Originally Posted By: Astro14
Makes no difference. Clearly, the author has no scientific understanding. Stating that this is cleaner is also false.
The energy required to split H2O into its component elements (known as hydrolysis) remains the same for every molecule split. Scale doesn't change efficiency. It takes a lot of energy to liberate the hydrogen. This device simply uses a different catalyst, but that doesn't change the energy required.
The author ignores the energy source throughout the article and gets the energy source wrong in the steam reformation do natural gas (the natural gas is being split up...it's not a global warming contributor...however, the energy required to run the process has to come from somewhere). Sadly, a working knowledge of thermodynamics did not inform the opinions in the article.
So, if you do it with a little battery, you'll get a little hydrogen.
Ironically, you'll get more electricity from the little battery than you will from running a fuel cell on the little bit of hydrogen created by this science project because of the imperfect efficiency of hydrogen creation and of the fuel cell...
So, they have cleverly turned the little bit of electricity in the battery into an even smaller amount of electricity by using two very expensive bits of technology....their new device and a fuel cell...
At best, a small step backwards!
You're missing the point. Catalysis is indeed a means of reducing the activation energy of a chemical reaction.
If you look at chemical activity and Gibbs free energy, and calculate based upon Nernst, you get somewhere around 1.2v as the standard potential of water electrolysis. Phase changes and thermal issues (losses and other enthalpic effects) makes it more like 1.5v, and the usually some additional overpotential is applied.

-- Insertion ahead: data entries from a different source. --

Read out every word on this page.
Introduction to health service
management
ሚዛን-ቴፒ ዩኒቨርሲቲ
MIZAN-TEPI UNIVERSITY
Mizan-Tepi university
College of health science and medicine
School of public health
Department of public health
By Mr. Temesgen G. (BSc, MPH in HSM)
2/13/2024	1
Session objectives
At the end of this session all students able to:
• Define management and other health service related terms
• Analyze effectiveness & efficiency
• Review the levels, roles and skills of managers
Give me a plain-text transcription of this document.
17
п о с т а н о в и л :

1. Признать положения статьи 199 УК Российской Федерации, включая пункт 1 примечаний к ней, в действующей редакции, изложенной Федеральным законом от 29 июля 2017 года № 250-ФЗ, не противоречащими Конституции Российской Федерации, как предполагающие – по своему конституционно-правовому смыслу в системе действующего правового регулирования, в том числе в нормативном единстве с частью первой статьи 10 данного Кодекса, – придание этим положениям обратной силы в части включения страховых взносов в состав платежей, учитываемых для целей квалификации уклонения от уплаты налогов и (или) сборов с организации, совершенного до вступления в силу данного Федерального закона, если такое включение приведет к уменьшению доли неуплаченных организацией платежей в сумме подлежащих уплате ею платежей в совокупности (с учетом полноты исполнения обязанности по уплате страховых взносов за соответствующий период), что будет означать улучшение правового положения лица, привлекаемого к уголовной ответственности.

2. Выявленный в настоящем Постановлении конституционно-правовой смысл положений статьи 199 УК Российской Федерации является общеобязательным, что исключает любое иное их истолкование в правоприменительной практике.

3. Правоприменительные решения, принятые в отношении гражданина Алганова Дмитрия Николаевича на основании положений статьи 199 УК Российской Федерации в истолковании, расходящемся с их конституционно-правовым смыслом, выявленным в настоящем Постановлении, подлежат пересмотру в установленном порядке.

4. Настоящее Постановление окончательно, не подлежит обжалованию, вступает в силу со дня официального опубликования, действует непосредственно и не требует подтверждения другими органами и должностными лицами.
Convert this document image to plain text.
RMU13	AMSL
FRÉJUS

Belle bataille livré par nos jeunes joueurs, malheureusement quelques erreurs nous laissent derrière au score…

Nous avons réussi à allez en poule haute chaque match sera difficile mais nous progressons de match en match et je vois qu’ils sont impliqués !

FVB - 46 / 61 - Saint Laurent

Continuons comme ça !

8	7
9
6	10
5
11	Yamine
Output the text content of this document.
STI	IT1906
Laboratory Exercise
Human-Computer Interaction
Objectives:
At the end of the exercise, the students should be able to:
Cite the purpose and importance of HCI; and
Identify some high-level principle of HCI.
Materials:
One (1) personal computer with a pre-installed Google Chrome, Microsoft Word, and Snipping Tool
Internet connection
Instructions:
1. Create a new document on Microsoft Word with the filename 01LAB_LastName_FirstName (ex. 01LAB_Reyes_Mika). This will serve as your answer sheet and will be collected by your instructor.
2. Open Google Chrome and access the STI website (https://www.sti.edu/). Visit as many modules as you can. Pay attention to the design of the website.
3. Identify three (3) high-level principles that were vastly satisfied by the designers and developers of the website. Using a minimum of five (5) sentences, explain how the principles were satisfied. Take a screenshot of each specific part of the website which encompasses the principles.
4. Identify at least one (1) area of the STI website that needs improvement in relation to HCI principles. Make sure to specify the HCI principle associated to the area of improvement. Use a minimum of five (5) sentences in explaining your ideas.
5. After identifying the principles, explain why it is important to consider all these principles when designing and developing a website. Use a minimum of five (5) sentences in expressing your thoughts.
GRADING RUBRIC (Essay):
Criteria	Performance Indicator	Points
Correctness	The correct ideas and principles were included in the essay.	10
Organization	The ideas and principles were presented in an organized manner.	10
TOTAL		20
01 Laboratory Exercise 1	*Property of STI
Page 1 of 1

Doing this via a proton shuttle (PEM) vs an oxygen shuttle (hi-temp SOFC) can have efficiency differences.
Yes, a mole of water requires two moles of electrons to split. That is what it is. And recall that a coulomb is around 10^18 electrons (so not quite a mole) and that it is also an A*s. So an ampere is really depictable in terms of moles of electrons. So for a mole of water, the amperes required will not change from a number of atoms or number of electrons basis, but the potential that the electrolysis can occur at, or more specifically, the overpotential (waste) required, can be reduced with appropriate catalysis. So what happens is that for a given number of moles, at a lower overpotential, a lower total number of watts are required, since V*A=W.
Then if you apply an effective flow rate and time based term in there, what you ultimately can get is Wh/quantity of H2, all going back to fewer watts because fewer volts, because of better catalysis of the electrolysis, and cheaper to boot.
So there is an effective energy savings due to reduction of overpotential, which is really all that is being stated. Specifically, "The nickel/nickel-oxide catalyst significantly lowers the voltage required to split water, which could eventually save hydrogen producers billions of dollars in electricity costs". The cost aspect is not only in electricity, but also in precious metals acquisition cost. Nafion isn't cheap either.
If you make a polarization curve for a PEM fuel cell, there are distinct regions. They are activation losses, oh if losses, and mass transport losses. Catalysis reduces the activation losses, and superior designs can reduce ohmic losses as well. That can be a non-trivial amount of overpotential that is removed.